Smell salt, and wet, and the cool mist off the ocean. I thought, if his hair smells like that I would bury my head into it against his neck and close my eyes. He cocked his face toward me, barely, and asked me casually what was up, as if my coming there only confirmed a comfortable pattern. "Not much."

What a lie. And a bad lie, and we both knew it, but I didn't know how to begin to tell him the thing I needed to tell him, the thing I had needed to say for months and months, and I was guilty and I was greedy. I wanted all of us to stay as we had been, bonfires on the beach at night, carefree summer afternoons, only broken by occasional letters from the King encouraging us to enjoy a long and well deserved "rest" as he put it. And we did. Sea-salt ice cream and trips to Twilight Town.

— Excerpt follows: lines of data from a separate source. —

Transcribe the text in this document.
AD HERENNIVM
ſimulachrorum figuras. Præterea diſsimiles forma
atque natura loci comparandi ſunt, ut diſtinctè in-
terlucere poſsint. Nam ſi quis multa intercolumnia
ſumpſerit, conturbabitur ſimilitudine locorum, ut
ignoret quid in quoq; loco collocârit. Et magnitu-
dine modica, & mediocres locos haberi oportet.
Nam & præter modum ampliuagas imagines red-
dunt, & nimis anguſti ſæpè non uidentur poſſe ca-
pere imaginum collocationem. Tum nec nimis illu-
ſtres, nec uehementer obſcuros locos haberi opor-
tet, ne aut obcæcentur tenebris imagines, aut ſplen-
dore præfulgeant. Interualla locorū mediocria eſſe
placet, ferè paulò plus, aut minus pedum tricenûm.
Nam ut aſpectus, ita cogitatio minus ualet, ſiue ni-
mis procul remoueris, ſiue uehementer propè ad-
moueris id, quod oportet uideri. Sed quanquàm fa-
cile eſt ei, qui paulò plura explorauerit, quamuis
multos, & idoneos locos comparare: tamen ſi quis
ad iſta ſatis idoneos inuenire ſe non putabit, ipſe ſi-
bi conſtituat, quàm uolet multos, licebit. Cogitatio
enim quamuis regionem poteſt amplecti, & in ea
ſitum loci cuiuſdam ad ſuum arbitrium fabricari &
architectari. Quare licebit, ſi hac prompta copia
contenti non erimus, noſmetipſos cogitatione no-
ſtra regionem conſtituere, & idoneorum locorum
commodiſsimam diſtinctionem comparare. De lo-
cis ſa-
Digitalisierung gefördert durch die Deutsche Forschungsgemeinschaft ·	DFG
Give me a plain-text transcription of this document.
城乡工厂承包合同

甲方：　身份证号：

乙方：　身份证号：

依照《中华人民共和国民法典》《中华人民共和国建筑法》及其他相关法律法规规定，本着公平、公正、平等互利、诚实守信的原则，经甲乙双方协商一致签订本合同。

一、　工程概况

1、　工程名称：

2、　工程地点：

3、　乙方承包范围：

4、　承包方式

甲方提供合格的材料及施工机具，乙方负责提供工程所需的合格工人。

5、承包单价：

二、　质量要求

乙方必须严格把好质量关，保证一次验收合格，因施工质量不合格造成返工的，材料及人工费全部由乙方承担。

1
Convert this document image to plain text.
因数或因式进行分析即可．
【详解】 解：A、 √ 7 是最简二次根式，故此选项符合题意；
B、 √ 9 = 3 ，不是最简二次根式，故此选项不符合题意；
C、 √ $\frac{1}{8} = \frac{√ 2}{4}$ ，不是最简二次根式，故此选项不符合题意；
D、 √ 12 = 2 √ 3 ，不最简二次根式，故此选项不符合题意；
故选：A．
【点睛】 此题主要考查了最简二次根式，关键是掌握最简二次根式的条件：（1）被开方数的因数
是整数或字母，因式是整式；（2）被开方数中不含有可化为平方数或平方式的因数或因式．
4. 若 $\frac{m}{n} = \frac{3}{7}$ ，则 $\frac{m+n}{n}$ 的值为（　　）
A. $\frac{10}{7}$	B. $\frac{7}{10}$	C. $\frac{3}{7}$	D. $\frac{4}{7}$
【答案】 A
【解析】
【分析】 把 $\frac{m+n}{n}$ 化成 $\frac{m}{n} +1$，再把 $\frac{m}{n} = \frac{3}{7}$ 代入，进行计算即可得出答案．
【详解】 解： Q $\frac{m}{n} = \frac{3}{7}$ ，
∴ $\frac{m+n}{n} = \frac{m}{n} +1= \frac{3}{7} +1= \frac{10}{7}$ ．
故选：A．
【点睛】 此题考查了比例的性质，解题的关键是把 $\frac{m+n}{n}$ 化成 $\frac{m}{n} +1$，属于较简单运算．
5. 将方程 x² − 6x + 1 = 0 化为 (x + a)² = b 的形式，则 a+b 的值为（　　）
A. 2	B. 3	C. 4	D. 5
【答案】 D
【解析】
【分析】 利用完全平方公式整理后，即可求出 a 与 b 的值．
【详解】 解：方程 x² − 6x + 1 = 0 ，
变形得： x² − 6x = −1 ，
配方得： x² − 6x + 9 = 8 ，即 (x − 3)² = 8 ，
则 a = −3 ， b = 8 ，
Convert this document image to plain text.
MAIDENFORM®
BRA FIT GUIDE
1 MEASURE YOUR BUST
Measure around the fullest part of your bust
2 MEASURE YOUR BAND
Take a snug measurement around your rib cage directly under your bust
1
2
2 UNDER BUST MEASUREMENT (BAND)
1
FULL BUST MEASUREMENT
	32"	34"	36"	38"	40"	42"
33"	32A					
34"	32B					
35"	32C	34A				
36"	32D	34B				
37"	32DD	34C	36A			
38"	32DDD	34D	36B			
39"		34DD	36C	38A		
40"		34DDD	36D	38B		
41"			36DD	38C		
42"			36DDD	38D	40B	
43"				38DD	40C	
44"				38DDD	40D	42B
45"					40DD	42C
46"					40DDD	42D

If we weren't laughing we were smiling, and although I went to bed at night knowing there was much yet to say, the unsaid was so easily forgotten between five people so easily comfortable with each other.

Sora noticed it before I did. We were too quiet. We continued to smile, but we said less, and what we did say was punctuated. We were making every syllable count. He caught me one day cutting through imaginary heartless alone and pulled me under the board walk after a good-natured spar. Panting, he asked me, timing typically perfect, what was wrong. I played with the keyblade in my hands for a while, prodding pieces of debris and shells and pebbles, and he waited, and finally, I knew, I had to tell him everything.

"I…don't know how to…and…I can't just tell him…. I. I can't just tell him, Sora, that I'm sorry, I can't just tell him and I don't know how."

Sora just smiled in his knowing way, and he looked ahead for a moment, at the waves rolling under the sun. He said, "Axel…" and he paused, and then, "He knows. He knows you want to but you don't know what to say. But I think, I think he wants you to say it. Not because he needs to hear it, but because it's coming from you."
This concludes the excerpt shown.